Two blades went through him, one from in front and one from behind. He stood there… wavering, then started to topple forward. Hryessa stepped forward and grabbed the back of his tunic, pulling him away from the table. Saryn eased her blade from between his ribs.
Llyselle’s blade tip was at the back of Suhartyn’s neck, and Huldran had cold iron on Baorl. Ydrall and Duessya had moved behind the two officers.
The envoy paled, and the high trader slowly put his hands on the table, palms up.
"Suhartyn…” Ryba said coldly. “I expected better of you.”
“I didn’t know. I didn’t!”
“Siret?”
“He’s telling the truth about that. I’d guess he suspected treachery, but not by Calasyr. I don’t think he was told.”
“Of course. They feared that we’d detect any lies on his part.”

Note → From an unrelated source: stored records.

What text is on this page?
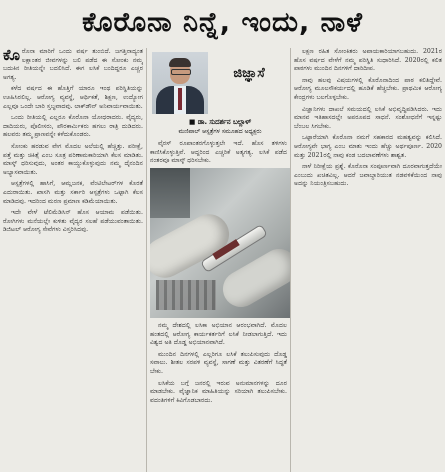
ಕೊರೊನಾ ನಿನ್ನೆ, ಇಂದು, ನಾಳೆ

ಕೊರೊನಾ ಮಾರಿಗೆ ಒಂದು ವರ್ಷ ತುಂಬಿದೆ. ಜಗತ್ತಿನಾದ್ಯಂತ ಲಕ್ಷಾಂತರ ಜೀವಗಳನ್ನು ಬಲಿ ಪಡೆದ ಈ ಸೋಂಕು ನಮ್ಮ ಬದುಕಿನ ರೀತಿಯನ್ನೇ ಬದಲಿಸಿದೆ. ಈಗ ಲಸಿಕೆ ಬಂದಿದ್ದರೂ ಎಚ್ಚರ ಅಗತ್ಯ.

ಕಳೆದ ವರ್ಷದ ಈ ಹೊತ್ತಿಗೆ ಯಾರೂ ಇಂಥ ಪರಿಸ್ಥಿತಿಯನ್ನು ಊಹಿಸಿರಲಿಲ್ಲ. ಆರೋಗ್ಯ ವ್ಯವಸ್ಥೆ, ಆರ್ಥಿಕತೆ, ಶಿಕ್ಷಣ, ಉದ್ಯೋಗ ಎಲ್ಲವೂ ಒಂದೇ ಬಾರಿ ಸ್ತಬ್ಧವಾದವು. ಲಾಕ್‌ಡೌನ್ ಅನಿವಾರ್ಯವಾಯಿತು.

ಒಂದು ರೀತಿಯಲ್ಲಿ ಎಲ್ಲರೂ ಕೊರೊನಾ ಯೋಧರಾದರು. ವೈದ್ಯರು, ದಾದಿಯರು, ಪೊಲೀಸರು, ಪೌರಕಾರ್ಮಿಕರು ಹಗಲು ರಾತ್ರಿ ದುಡಿದರು. ಹಲವರು ತಮ್ಮ ಪ್ರಾಣವನ್ನೇ ಕಳೆದುಕೊಂಡರು.

ಸೋಂಕು ಹರಡುವ ವೇಗ ಮೊದಲ ಅಲೆಯಲ್ಲಿ ಹೆಚ್ಚಿತ್ತು. ಪರೀಕ್ಷೆ, ಪತ್ತೆ ಮತ್ತು ಚಿಕಿತ್ಸೆ ಎಂಬ ಸೂತ್ರ ಪರಿಣಾಮಕಾರಿಯಾಗಿ ಕೆಲಸ ಮಾಡಿತು. ಮಾಸ್ಕ್ ಧರಿಸುವುದು, ಅಂತರ ಕಾಯ್ದುಕೊಳ್ಳುವುದು ನಮ್ಮ ದೈನಂದಿನ ಅಭ್ಯಾಸವಾಯಿತು.

ಆಸ್ಪತ್ರೆಗಳಲ್ಲಿ ಹಾಸಿಗೆ, ಆಮ್ಲಜನಕ, ವೆಂಟಿಲೇಟರ್‌ಗಳ ಕೊರತೆ ಎದುರಾಯಿತು. ಖಾಸಗಿ ಮತ್ತು ಸರ್ಕಾರಿ ಆಸ್ಪತ್ರೆಗಳು ಒಟ್ಟಾಗಿ ಕೆಲಸ ಮಾಡಿದವು. ಇದರಿಂದ ಮರಣ ಪ್ರಮಾಣ ಕಡಿಮೆಯಾಯಿತು.

ಇದೇ ವೇಳೆ ಟೆಲಿಮೆಡಿಸಿನ್ ಹೊಸ ಆಯಾಮ ಪಡೆಯಿತು. ರೋಗಿಗಳು ಮನೆಯಲ್ಲೇ ಕುಳಿತು ವೈದ್ಯರ ಸಲಹೆ ಪಡೆಯುವಂತಾಯಿತು. ಡಿಜಿಟಲ್ ಆರೋಗ್ಯ ಸೇವೆಗಳು ವಿಸ್ತರಿಸಿದವು.

ಜಿಜ್ಞಾಸೆ
■ ಡಾ. ಸುದರ್ಶನ ಬಲ್ಲಾಳ್
ಮಣಿಪಾಲ್ ಆಸ್ಪತ್ರೆಗಳ ಸಮೂಹದ ಅಧ್ಯಕ್ಷರು

ವೈರಸ್ ರೂಪಾಂತರಗೊಳ್ಳುತ್ತಲೇ ಇದೆ. ಹೊಸ ತಳಿಗಳು ಕಾಣಿಸಿಕೊಳ್ಳುತ್ತಿವೆ. ಆದ್ದರಿಂದ ಎಚ್ಚರಿಕೆ ಅತ್ಯಗತ್ಯ. ಲಸಿಕೆ ಪಡೆದ ನಂತರವೂ ಮಾಸ್ಕ್ ಧರಿಸಬೇಕು.

ನಮ್ಮ ದೇಶದಲ್ಲಿ ಲಸಿಕಾ ಅಭಿಯಾನ ಆರಂಭವಾಗಿದೆ. ಮೊದಲ ಹಂತದಲ್ಲಿ ಆರೋಗ್ಯ ಕಾರ್ಯಕರ್ತರಿಗೆ ಲಸಿಕೆ ನೀಡಲಾಗುತ್ತಿದೆ. ಇದು ವಿಶ್ವದ ಅತಿ ದೊಡ್ಡ ಅಭಿಯಾನವಾಗಿದೆ.

ಮುಂದಿನ ದಿನಗಳಲ್ಲಿ ಎಲ್ಲರಿಗೂ ಲಸಿಕೆ ತಲುಪಿಸುವುದು ದೊಡ್ಡ ಸವಾಲು. ಶೀತಲ ಸರಪಳಿ ವ್ಯವಸ್ಥೆ, ಸಾಗಣೆ ಮತ್ತು ವಿತರಣೆಗೆ ಸಿದ್ಧತೆ ಬೇಕು.

ಲಸಿಕೆಯ ಬಗ್ಗೆ ಜನರಲ್ಲಿ ಇರುವ ಅನುಮಾನಗಳನ್ನು ದೂರ ಮಾಡಬೇಕು. ವೈಜ್ಞಾನಿಕ ಮಾಹಿತಿಯನ್ನು ಸರಿಯಾಗಿ ತಲುಪಿಸಬೇಕು. ವದಂತಿಗಳಿಗೆ ಕಿವಿಗೊಡಬಾರದು.

ಲಕ್ಷಣ ರಹಿತ ಸೋಂಕಿತರು ಅಪಾಯಕಾರಿಯಾಗಬಹುದು. 2021ರ ಹೊಸ ವರ್ಷದ ವೇಳೆಗೆ ನಮ್ಮ ಪರಿಸ್ಥಿತಿ ಸುಧಾರಿಸಿದೆ. 2020ರಲ್ಲಿ ಕಲಿತ ಪಾಠಗಳು ಮುಂದಿನ ದಿನಗಳಿಗೆ ದಾರಿದೀಪ.

ನಾವು ಹಲವು ವಿಷಯಗಳಲ್ಲಿ ಕೊರೊನಾದಿಂದ ಪಾಠ ಕಲಿತಿದ್ದೇವೆ. ಆರೋಗ್ಯ ಮೂಲಸೌಕರ್ಯದಲ್ಲಿ ಹೂಡಿಕೆ ಹೆಚ್ಚಬೇಕು. ಪ್ರಾಥಮಿಕ ಆರೋಗ್ಯ ಕೇಂದ್ರಗಳು ಬಲಗೊಳ್ಳಬೇಕು.

ವಿಜ್ಞಾನಿಗಳು ದಾಖಲೆ ಸಮಯದಲ್ಲಿ ಲಸಿಕೆ ಅಭಿವೃದ್ಧಿಪಡಿಸಿದರು. ಇದು ಮಾನವ ಇತಿಹಾಸದಲ್ಲೇ ಅಪರೂಪದ ಸಾಧನೆ. ಸಂಶೋಧನೆಗೆ ಇನ್ನಷ್ಟು ಬೆಂಬಲ ಸಿಗಬೇಕು.

ಒಟ್ಟಾರೆಯಾಗಿ ಕೊರೊನಾ ನಮಗೆ ಸಹಕಾರದ ಮಹತ್ವವನ್ನು ಕಲಿಸಿದೆ. ಆರೋಗ್ಯವೇ ಭಾಗ್ಯ ಎಂಬ ಮಾತು ಇಂದು ಹೆಚ್ಚು ಅರ್ಥಪೂರ್ಣ. 2020 ಮತ್ತು 2021ರಲ್ಲಿ ನಾವು ಕಂಡ ಬದಲಾವಣೆಗಳು ಶಾಶ್ವತ.

ನಾಳೆ ನಿರೀಕ್ಷೆಯ ಪ್ರಶ್ನೆ. ಕೊರೊನಾ ಸಂಪೂರ್ಣವಾಗಿ ದೂರವಾಗುತ್ತದೆಯೇ ಎಂಬುದು ಖಚಿತವಿಲ್ಲ. ಆದರೆ ಜವಾಬ್ದಾರಿಯುತ ನಡವಳಿಕೆಯಿಂದ ನಾವು ಅದನ್ನು ನಿಯಂತ್ರಿಸಬಹುದು.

Ryba’s smile was cold as she stood. “Does your council fear a collection of distant women so much that they would try such treachery?” She shook her head. “I doubt it. Like all thieving merchants, they merely looked for the cheapest way to their ends. And like all dishonest traders, you and they will end up paying far, far more as a result of your dishonesty. As for you, and your men, you have one glass to depart Westwind. You may leave the tower now.”
Suhartyn inclined his head.
“And take that carrion with you.” Ryba glanced toward Calasyr’s corpse.